Поскольку Варент выбрал окольный путь, постоялые дворы им больше не попадались, а фургон, настолько маленький, что в нем и один-то человек с трудом помещался, был отдан Варенту. Каландрилл, как и все остальные, спал на твердой земле, подложив седло под голову. Нельзя сказать, чтобы этой ранней весной ночи были очень уж холодны, а в лесах, что попадались им на пути, было предостаточно хвороста, но все же земля слишком мало походила на кровать, и очень скоро радость от путешествия померкла. Теперь Каландрилла все больше занимали комья грязи, впивавшиеся ему в ребра ночью, и роса, от которой каждое утро волосы и лицо, а когда во сне он случайно скидывал одеяло, то и одежда, у него оказывались сырыми. Как бы он хотел быть таким же закаленным, как Брахт: керниец каждый вечер просто заворачивался в одеяло, прижимая к себе меч, как любовницу, и тут же крепко засыпал. Никакие сновидения не нарушали его отдых.

Каландрилл же каждую ночь видел сны, которые долго не оставляли его в покое даже после того, как он, проснувшись, вытирал от росы лицо, постанывая от боли в мышцах и спине и от мысли, что впереди его ждет еще один день в седле. Некоторые из его снов были расплывчатыми и настолько подернутыми дымкой, что оставляли после себя только дурное предчувствие и неопределенную усталость; но были и такие, что западали в память.

Поначалу ему снились чудища с волчьими головами, кошмарные существа с пастью, утыканной острыми клыками, и с глазками, полными ненависти. Этот сон не удивлял его, и он довольно легко примирился с ним. Но бывали и такие сны, что еще долгое время не давали ему покоя.

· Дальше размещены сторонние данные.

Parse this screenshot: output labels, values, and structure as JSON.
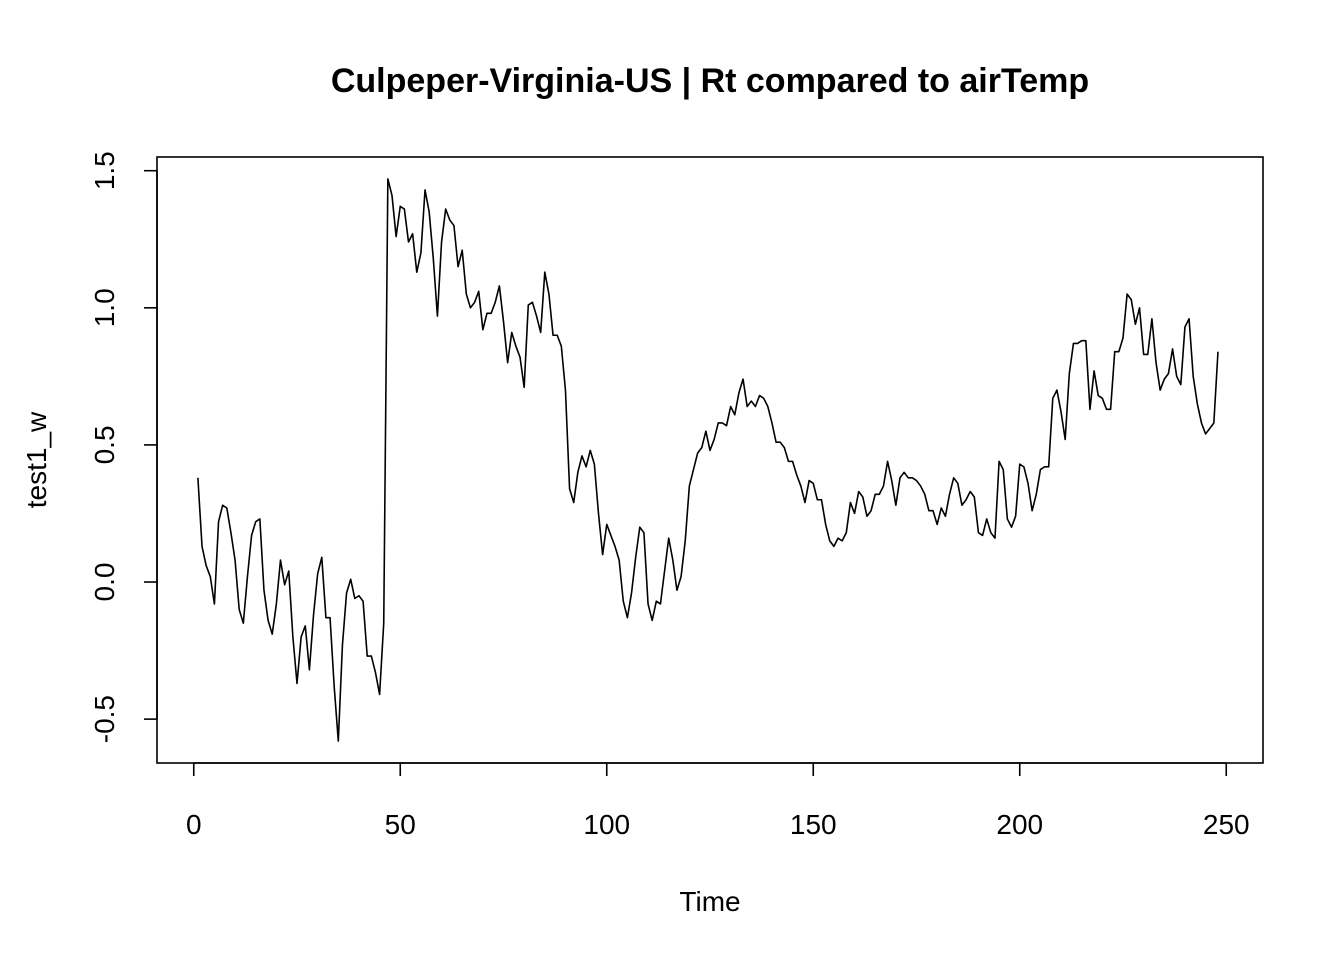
{
  "chart_data": {
    "type": "line",
    "title": "Culpeper-Virginia-US | Rt compared to airTemp",
    "xlabel": "Time",
    "ylabel": "test1_w",
    "xlim": [
      -8.9,
      258.9
    ],
    "ylim": [
      -0.66,
      1.55
    ],
    "xticks": [
      0,
      50,
      100,
      150,
      200,
      250
    ],
    "yticks": [
      -0.5,
      0.0,
      0.5,
      1.0,
      1.5
    ],
    "xtick_labels": [
      "0",
      "50",
      "100",
      "150",
      "200",
      "250"
    ],
    "ytick_labels": [
      "-0.5",
      "0.0",
      "0.5",
      "1.0",
      "1.5"
    ],
    "grid": false,
    "series": [
      {
        "x": [
          1,
          2,
          3,
          4,
          5,
          6,
          7,
          8,
          9,
          10,
          11,
          12,
          13,
          14,
          15,
          16,
          17,
          18,
          19,
          20,
          21,
          22,
          23,
          24,
          25,
          26,
          27,
          28,
          29,
          30,
          31,
          32,
          33,
          34,
          35,
          36,
          37,
          38,
          39,
          40,
          41,
          42,
          43,
          44,
          45,
          46,
          47,
          48,
          49,
          50,
          51,
          52,
          53,
          54,
          55,
          56,
          57,
          58,
          59,
          60,
          61,
          62,
          63,
          64,
          65,
          66,
          67,
          68,
          69,
          70,
          71,
          72,
          73,
          74,
          75,
          76,
          77,
          78,
          79,
          80,
          81,
          82,
          83,
          84,
          85,
          86,
          87,
          88,
          89,
          90,
          91,
          92,
          93,
          94,
          95,
          96,
          97,
          98,
          99,
          100,
          101,
          102,
          103,
          104,
          105,
          106,
          107,
          108,
          109,
          110,
          111,
          112,
          113,
          114,
          115,
          116,
          117,
          118,
          119,
          120,
          121,
          122,
          123,
          124,
          125,
          126,
          127,
          128,
          129,
          130,
          131,
          132,
          133,
          134,
          135,
          136,
          137,
          138,
          139,
          140,
          141,
          142,
          143,
          144,
          145,
          146,
          147,
          148,
          149,
          150,
          151,
          152,
          153,
          154,
          155,
          156,
          157,
          158,
          159,
          160,
          161,
          162,
          163,
          164,
          165,
          166,
          167,
          168,
          169,
          170,
          171,
          172,
          173,
          174,
          175,
          176,
          177,
          178,
          179,
          180,
          181,
          182,
          183,
          184,
          185,
          186,
          187,
          188,
          189,
          190,
          191,
          192,
          193,
          194,
          195,
          196,
          197,
          198,
          199,
          200,
          201,
          202,
          203,
          204,
          205,
          206,
          207,
          208,
          209,
          210,
          211,
          212,
          213,
          214,
          215,
          216,
          217,
          218,
          219,
          220,
          221,
          222,
          223,
          224,
          225,
          226,
          227,
          228,
          229,
          230,
          231,
          232,
          233,
          234,
          235,
          236,
          237,
          238,
          239,
          240,
          241,
          242,
          243,
          244,
          245,
          246,
          247,
          248
        ],
        "y": [
          0.38,
          0.13,
          0.06,
          0.02,
          -0.08,
          0.22,
          0.28,
          0.27,
          0.18,
          0.08,
          -0.1,
          -0.15,
          0.02,
          0.17,
          0.22,
          0.23,
          -0.03,
          -0.14,
          -0.19,
          -0.08,
          0.08,
          -0.01,
          0.04,
          -0.2,
          -0.37,
          -0.2,
          -0.16,
          -0.32,
          -0.12,
          0.03,
          0.09,
          -0.13,
          -0.13,
          -0.38,
          -0.58,
          -0.23,
          -0.04,
          0.01,
          -0.06,
          -0.05,
          -0.07,
          -0.27,
          -0.27,
          -0.33,
          -0.41,
          -0.15,
          1.47,
          1.41,
          1.26,
          1.37,
          1.36,
          1.24,
          1.27,
          1.13,
          1.2,
          1.43,
          1.35,
          1.18,
          0.97,
          1.24,
          1.36,
          1.32,
          1.3,
          1.15,
          1.21,
          1.05,
          1.0,
          1.02,
          1.06,
          0.92,
          0.98,
          0.98,
          1.02,
          1.08,
          0.95,
          0.8,
          0.91,
          0.86,
          0.82,
          0.71,
          1.01,
          1.02,
          0.97,
          0.91,
          1.13,
          1.05,
          0.9,
          0.9,
          0.86,
          0.7,
          0.34,
          0.29,
          0.4,
          0.46,
          0.42,
          0.48,
          0.43,
          0.25,
          0.1,
          0.21,
          0.17,
          0.13,
          0.08,
          -0.07,
          -0.13,
          -0.04,
          0.09,
          0.2,
          0.18,
          -0.08,
          -0.14,
          -0.07,
          -0.08,
          0.04,
          0.16,
          0.08,
          -0.03,
          0.02,
          0.15,
          0.35,
          0.41,
          0.47,
          0.49,
          0.55,
          0.48,
          0.52,
          0.58,
          0.58,
          0.57,
          0.64,
          0.61,
          0.69,
          0.74,
          0.64,
          0.66,
          0.64,
          0.68,
          0.67,
          0.64,
          0.58,
          0.51,
          0.51,
          0.49,
          0.44,
          0.44,
          0.39,
          0.35,
          0.29,
          0.37,
          0.36,
          0.3,
          0.3,
          0.21,
          0.15,
          0.13,
          0.16,
          0.15,
          0.18,
          0.29,
          0.25,
          0.33,
          0.31,
          0.24,
          0.26,
          0.32,
          0.32,
          0.35,
          0.44,
          0.37,
          0.28,
          0.38,
          0.4,
          0.38,
          0.38,
          0.37,
          0.35,
          0.32,
          0.26,
          0.26,
          0.21,
          0.27,
          0.24,
          0.32,
          0.38,
          0.36,
          0.28,
          0.3,
          0.33,
          0.31,
          0.18,
          0.17,
          0.23,
          0.18,
          0.16,
          0.44,
          0.41,
          0.23,
          0.2,
          0.24,
          0.43,
          0.42,
          0.36,
          0.26,
          0.32,
          0.41,
          0.42,
          0.42,
          0.67,
          0.7,
          0.62,
          0.52,
          0.76,
          0.87,
          0.87,
          0.88,
          0.88,
          0.63,
          0.77,
          0.68,
          0.67,
          0.63,
          0.63,
          0.84,
          0.84,
          0.89,
          1.05,
          1.03,
          0.94,
          1.0,
          0.83,
          0.83,
          0.96,
          0.8,
          0.7,
          0.74,
          0.76,
          0.85,
          0.75,
          0.72,
          0.93,
          0.96,
          0.75,
          0.65,
          0.58,
          0.54,
          0.56,
          0.58,
          0.84
        ]
      }
    ]
  }
}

Самым страшным из них было видение Варента: вот он с улыбкой на красивом лице рассказывает ему о предстоящем путешествии; но вот поворачивается, чтобы уйти, и Каландриллу вдруг предстает ужасное в своем ухмыляющемся оскале лицо, постепенно становящееся похожим на волчью морду тех демонов, что напали на них, а черный плащ, развеваясь, вдруг превращается в пару огромных черных крыльев, поднимающих сильный ветер, и он взлетает в воздух, как летучая мышь с волчьей головой, ввинчивающаяся с насмешливым хохотом в небо. Временами ему снился голос Брахта: «…у колдуна много лиц». Иногда же наемник снился ему с мечом в одной руке и зажатыми монетами в другой, а в голубых глазах его блестели презрение и укоризна. То ему снилась Реба, и ее музыкальный голос все повторял и повторял предсказание, а затем он вдруг видел и Варента, и Брахта вместе, и они появлялись из тени за спиной у слепой провидицы и оба манили его, каждый к себе. Тогда он поворачивался к Ребе, ища ее совета, а она качала головой и растворялась в пламени свечи, оставляя его одного выбирать между двумя.

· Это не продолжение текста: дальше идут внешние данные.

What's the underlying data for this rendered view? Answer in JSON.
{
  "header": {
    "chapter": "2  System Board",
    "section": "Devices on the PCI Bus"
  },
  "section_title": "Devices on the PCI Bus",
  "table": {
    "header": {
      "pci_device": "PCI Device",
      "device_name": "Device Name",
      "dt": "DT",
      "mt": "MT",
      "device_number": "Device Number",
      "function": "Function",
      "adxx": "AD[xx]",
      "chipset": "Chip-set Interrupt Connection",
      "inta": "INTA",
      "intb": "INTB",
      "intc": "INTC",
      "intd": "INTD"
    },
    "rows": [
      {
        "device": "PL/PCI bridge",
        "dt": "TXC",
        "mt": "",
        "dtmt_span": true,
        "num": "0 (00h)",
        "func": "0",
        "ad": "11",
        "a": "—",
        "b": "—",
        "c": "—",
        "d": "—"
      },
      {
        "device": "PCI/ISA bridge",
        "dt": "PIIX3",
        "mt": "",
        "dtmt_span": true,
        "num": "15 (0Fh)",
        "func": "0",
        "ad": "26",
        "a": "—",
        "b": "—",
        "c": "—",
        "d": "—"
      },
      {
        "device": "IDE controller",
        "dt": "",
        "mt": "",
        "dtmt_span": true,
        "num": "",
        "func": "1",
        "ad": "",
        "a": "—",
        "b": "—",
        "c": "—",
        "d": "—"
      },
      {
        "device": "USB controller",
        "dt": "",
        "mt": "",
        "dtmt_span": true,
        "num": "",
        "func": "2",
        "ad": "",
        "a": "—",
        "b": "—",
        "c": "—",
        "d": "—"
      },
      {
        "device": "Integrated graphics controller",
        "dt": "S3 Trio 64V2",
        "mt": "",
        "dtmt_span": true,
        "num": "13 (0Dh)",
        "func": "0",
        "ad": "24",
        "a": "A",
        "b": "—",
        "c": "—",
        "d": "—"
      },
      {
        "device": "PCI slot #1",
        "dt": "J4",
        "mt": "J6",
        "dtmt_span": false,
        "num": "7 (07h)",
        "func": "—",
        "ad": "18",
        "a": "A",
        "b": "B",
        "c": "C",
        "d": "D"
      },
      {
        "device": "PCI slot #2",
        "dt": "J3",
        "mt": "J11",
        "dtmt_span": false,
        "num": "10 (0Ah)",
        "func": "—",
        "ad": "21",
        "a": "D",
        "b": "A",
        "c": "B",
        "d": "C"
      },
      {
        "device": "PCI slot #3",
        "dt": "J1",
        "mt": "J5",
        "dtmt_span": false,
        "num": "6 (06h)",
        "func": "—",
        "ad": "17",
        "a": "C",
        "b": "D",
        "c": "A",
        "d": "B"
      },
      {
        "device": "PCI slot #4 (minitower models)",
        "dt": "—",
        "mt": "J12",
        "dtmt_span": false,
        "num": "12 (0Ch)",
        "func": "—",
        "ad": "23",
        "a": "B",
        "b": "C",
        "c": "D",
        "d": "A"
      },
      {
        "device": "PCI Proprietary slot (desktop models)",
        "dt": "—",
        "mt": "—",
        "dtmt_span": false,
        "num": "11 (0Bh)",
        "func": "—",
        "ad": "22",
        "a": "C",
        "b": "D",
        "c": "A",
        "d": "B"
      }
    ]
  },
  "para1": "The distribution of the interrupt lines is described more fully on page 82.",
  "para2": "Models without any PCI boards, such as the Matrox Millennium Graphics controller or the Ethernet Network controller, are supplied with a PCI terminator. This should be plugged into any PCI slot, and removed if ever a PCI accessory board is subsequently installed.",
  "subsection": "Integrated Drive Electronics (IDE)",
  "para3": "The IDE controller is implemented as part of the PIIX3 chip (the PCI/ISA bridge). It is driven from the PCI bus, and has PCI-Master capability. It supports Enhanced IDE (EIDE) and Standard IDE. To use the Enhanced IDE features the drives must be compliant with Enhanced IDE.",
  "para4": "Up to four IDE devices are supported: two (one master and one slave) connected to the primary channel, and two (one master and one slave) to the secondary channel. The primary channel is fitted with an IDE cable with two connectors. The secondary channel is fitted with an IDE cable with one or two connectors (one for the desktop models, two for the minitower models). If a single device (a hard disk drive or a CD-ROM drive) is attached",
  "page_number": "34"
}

Иногда, значительно реже, чем он думал раньше, ему снилась Надама. Он видел ее то во дворце, то в саду, то в пустынной зале. Надама с улыбкой протягивает к нему руки, и он пытается бежать к ней, но ноги его каменеют, он с трудом передвигает ими, и вдруг Тобиас обгоняет его и заключает девушку в объятья, и они припадают друг к другу в долгом поцелуе, который кажется Каландриллу насмешкой над ним, а их плотно прижимающиеся друг к другу тела вдруг пропадают за огромной фигурой отца, который с осуждением поднимает руку и указывает на него пальцем, а его лицо пылает бешенством.

Всякий раз, видя подобный сон, Каландрилл просыпался в поту, одеяло валялось у ног или сбоку, и потом он долго лежал и смотрел в ночное небо, прислушиваясь к храпу людей Варента и стреноженных лошадей. Он и жаждал сна, столь необходимого его телу, и боялся опять увидеть тот же кошмар. Ему очень хотелось поговорить с толкователем снов, но до Альдарина это невозможно, а стоило только ему опять заснуть, как его тут же будили.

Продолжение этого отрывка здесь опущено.